Finding a distribution of the data is a crucial part of my thesis. I have to process this step in R eventhough there are some other tools to get these information in fast. I made some search to analyze which distribution fits best for the given variable, this instructions guided me a bit.
For instructions: via stackoverflow: how-to-determine-which-distribution-fits-my-data-best
However, I am lost to have distributions of the variables since I have about 18.
For example;
http://www.filedropper.com/samplest
library(fitdistrplus)
importeddata <- read.csv(file.choose(), sep=";",na.strings = "", stringsAsFactors=FALSE, header = TRUE)
for(i in 1:tail(ncol(importeddata))){
importeddata[,i] <- gsub(",", ".", importeddata[ , i])}
xx<- as.matrix(as.data.frame(lapply(importeddata, as.numeric)))
descdist(xx[,1])
I can say that this variable may fit uniform, beta or normal distributions.

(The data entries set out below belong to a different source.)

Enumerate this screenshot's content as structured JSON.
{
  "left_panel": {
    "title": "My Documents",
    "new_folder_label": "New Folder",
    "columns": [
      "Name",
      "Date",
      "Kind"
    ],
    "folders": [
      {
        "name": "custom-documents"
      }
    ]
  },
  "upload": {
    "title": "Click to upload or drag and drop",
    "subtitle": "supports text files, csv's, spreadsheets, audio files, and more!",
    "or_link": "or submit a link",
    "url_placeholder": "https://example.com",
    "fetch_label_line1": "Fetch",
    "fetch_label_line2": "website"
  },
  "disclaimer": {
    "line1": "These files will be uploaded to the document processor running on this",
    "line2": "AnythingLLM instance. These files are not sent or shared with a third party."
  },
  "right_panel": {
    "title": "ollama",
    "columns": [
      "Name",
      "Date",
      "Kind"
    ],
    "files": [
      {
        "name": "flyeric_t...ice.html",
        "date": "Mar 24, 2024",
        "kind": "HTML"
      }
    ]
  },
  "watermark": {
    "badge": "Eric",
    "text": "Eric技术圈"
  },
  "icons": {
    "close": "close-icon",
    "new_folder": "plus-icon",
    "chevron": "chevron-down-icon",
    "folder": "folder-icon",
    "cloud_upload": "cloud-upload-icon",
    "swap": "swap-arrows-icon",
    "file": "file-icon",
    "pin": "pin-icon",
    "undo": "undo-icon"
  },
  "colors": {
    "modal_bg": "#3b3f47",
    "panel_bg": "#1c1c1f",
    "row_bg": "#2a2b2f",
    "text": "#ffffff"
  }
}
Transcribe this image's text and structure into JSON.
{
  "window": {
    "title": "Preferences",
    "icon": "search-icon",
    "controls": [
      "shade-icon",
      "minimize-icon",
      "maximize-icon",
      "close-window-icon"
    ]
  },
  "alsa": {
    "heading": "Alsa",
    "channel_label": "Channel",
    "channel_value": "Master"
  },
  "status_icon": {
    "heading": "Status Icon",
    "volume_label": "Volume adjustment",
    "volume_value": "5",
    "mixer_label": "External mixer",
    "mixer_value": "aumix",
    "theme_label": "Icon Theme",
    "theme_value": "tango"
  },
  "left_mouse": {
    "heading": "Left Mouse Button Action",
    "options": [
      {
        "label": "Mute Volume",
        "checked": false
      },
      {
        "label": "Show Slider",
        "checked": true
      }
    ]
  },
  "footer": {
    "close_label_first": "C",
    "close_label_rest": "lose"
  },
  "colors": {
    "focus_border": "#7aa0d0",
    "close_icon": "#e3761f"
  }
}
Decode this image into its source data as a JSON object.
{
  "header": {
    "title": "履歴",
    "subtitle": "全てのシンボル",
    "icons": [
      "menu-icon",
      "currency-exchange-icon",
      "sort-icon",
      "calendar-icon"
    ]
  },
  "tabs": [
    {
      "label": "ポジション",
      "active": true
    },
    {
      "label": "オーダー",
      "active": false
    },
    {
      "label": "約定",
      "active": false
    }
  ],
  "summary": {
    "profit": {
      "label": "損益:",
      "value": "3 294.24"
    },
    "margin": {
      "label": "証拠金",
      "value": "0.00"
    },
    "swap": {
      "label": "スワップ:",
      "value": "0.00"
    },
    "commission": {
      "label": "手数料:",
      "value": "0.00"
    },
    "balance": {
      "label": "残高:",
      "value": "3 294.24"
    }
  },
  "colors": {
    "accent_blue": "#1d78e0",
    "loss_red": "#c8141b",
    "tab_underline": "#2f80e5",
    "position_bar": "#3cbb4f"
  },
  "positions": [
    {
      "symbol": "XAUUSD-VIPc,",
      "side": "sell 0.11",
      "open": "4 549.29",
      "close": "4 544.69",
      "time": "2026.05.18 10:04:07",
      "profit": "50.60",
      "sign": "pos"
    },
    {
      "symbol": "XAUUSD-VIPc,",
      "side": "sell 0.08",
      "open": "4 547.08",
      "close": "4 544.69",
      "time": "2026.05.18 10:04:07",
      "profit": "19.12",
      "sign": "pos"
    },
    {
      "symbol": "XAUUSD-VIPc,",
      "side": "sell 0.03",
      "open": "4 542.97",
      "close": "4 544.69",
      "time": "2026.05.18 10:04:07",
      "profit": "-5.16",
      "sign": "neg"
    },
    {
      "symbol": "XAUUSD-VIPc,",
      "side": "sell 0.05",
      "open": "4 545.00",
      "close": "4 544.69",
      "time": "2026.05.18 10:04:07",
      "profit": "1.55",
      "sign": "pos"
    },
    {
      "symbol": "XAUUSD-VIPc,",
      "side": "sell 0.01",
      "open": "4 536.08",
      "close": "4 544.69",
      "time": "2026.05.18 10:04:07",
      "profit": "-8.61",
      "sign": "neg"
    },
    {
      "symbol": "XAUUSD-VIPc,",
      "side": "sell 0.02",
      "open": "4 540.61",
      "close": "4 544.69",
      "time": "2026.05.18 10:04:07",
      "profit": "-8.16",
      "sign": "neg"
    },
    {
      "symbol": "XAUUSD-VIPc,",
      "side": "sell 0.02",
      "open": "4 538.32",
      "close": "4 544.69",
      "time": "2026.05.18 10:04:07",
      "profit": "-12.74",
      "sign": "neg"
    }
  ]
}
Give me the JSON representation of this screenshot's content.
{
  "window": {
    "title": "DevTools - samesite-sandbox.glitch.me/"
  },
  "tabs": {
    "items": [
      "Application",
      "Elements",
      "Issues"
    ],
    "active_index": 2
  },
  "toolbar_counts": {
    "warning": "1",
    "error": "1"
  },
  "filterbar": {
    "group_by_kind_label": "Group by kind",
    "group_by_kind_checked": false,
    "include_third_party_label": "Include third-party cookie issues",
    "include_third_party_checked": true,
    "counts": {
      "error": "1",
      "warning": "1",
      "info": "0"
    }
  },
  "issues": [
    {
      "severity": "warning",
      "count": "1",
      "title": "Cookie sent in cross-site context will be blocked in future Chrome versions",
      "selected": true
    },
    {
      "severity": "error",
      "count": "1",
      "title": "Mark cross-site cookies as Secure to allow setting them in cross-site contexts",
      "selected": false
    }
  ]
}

Let's see.
fit.norm <- fitdist(xx[,1], "norm")
fit.norm
Fitting of the distribution ' norm ' by maximum likelihood
Parameters:
estimate Std. Error
mean 13.428316 0.3652664
sd 7.120353 0.2582823
plot(fit.norm)
However, beta causes an error. Because, the beta distribution is a family of continuous probability distributions defined on the interval [0, 1] parametrized by two positive shape parameters, denoted by α and β, that appear as exponents of the random variable and control the shape of the distribution.
fitdist(xx[,1], "beta")
Error in start.arg.default(data10, distr = distname) : values must be in [0-1] to fit a beta distribution
fit.uni <- fitdist(xx[,1], "beta")
Fitting of the distribution ' unif ' by maximum likelihood
Parameters:
estimate Std. Error
min 3.12 NA
max 29.64 NA
plot(fit.uni)
fit.uni$aic
[1] NA
fit.norm$aic
[1] 2574.241
There are two questions to be asked:
- May I directly said that xx variable is normally distributed N(13.42,7.12)? How can I compare the distributions better or not?
- Is there alternative way to have these informations? Because it is going to be repeated 18 times.